Europe’s Apple tax grab to spur US reforms
EUROPE’S order for Apple to pay US$14.6 billion in back taxes could provoke US tax reforms and a significant break for firms repatriating offshore earnings, US Treasury Secretary Jacob Lew said.
Mr Lew said high US corporate tax rates drive companies to seek tax havens like Ireland, which offered Apple what the European Commission ruled was an illegally low rate to encourage it to invest there.
While he said that the EC move essentially raided potential US government tax receipts, Mr Lew said the episode should give a boost to efforts to reform the US system.
“I would hope that the idea that a European Commission action will reach into our tax base and take US tax revenues and make them theirs will help trigger this debate about tax reform,” Mr Lew said.
“If losing billions of dollars of our tax base to another authority isn’t going to get people’s attention, I don’t know what will.”

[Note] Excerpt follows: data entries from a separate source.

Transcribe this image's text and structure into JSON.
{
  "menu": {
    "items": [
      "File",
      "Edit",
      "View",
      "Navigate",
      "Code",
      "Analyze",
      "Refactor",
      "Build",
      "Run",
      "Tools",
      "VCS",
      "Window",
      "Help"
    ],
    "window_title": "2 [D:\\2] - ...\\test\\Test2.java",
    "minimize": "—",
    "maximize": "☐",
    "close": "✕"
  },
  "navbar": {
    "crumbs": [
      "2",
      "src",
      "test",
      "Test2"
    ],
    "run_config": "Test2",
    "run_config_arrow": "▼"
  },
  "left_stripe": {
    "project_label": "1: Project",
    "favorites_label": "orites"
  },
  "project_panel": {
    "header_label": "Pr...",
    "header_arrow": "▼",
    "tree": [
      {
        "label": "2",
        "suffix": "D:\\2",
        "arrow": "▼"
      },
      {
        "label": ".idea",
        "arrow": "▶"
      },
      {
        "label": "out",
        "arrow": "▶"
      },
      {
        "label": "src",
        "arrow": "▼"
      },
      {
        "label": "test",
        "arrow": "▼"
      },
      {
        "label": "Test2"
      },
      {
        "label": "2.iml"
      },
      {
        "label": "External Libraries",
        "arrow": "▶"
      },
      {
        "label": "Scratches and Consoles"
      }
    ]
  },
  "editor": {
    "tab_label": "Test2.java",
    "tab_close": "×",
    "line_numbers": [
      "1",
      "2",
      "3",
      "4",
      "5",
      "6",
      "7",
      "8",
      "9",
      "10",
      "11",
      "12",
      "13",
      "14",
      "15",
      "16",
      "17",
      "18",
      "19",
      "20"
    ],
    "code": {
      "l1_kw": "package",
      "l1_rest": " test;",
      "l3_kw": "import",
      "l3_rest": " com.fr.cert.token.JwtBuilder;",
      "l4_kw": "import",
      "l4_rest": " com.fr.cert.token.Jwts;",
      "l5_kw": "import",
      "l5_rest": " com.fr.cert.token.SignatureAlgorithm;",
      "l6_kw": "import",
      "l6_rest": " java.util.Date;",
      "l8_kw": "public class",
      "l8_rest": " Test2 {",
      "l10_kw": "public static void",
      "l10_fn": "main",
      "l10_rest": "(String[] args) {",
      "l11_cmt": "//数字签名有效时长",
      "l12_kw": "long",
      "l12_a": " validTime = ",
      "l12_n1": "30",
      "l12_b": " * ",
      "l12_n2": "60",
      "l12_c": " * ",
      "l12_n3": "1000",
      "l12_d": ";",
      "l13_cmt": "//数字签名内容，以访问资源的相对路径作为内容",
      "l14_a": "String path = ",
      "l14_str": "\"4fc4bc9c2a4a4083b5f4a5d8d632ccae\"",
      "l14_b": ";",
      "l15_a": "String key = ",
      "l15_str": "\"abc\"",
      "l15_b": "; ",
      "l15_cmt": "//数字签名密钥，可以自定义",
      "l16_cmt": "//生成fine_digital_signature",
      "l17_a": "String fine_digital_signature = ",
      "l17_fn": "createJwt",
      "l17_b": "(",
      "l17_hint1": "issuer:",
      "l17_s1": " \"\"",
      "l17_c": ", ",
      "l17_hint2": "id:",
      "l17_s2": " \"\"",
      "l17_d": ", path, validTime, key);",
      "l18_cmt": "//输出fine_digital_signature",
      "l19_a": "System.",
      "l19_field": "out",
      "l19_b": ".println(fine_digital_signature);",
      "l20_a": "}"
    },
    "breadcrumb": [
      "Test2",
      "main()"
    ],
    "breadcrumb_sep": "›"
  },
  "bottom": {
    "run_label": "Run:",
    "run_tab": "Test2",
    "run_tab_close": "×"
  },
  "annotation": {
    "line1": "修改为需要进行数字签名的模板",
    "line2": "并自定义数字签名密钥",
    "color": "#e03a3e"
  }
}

Mr Lew has strongly criticised the European action as applying retroactive taxes on a company that had abided by the rules of Ireland, where the US tech giant enjoyed a special effective rate of just 0.005 percent, the European Commission said.
But he has also repeatedly insisted that the Apple profits retained in Ireland are subject to US taxation.
US companies have stockpiled some $2.4 trillion in untaxed foreignearned profits offshore, arguing that Washington needs to lower the statutory 35pc tax rate for them to repatriate the funds to the US.
Mr Lew said he expects Washington to craft a one-off discount for the repatriation of offshore profits in the next year in order to bolster government revenues. –
Jacob Lew has strongly criticised the European Union’s action.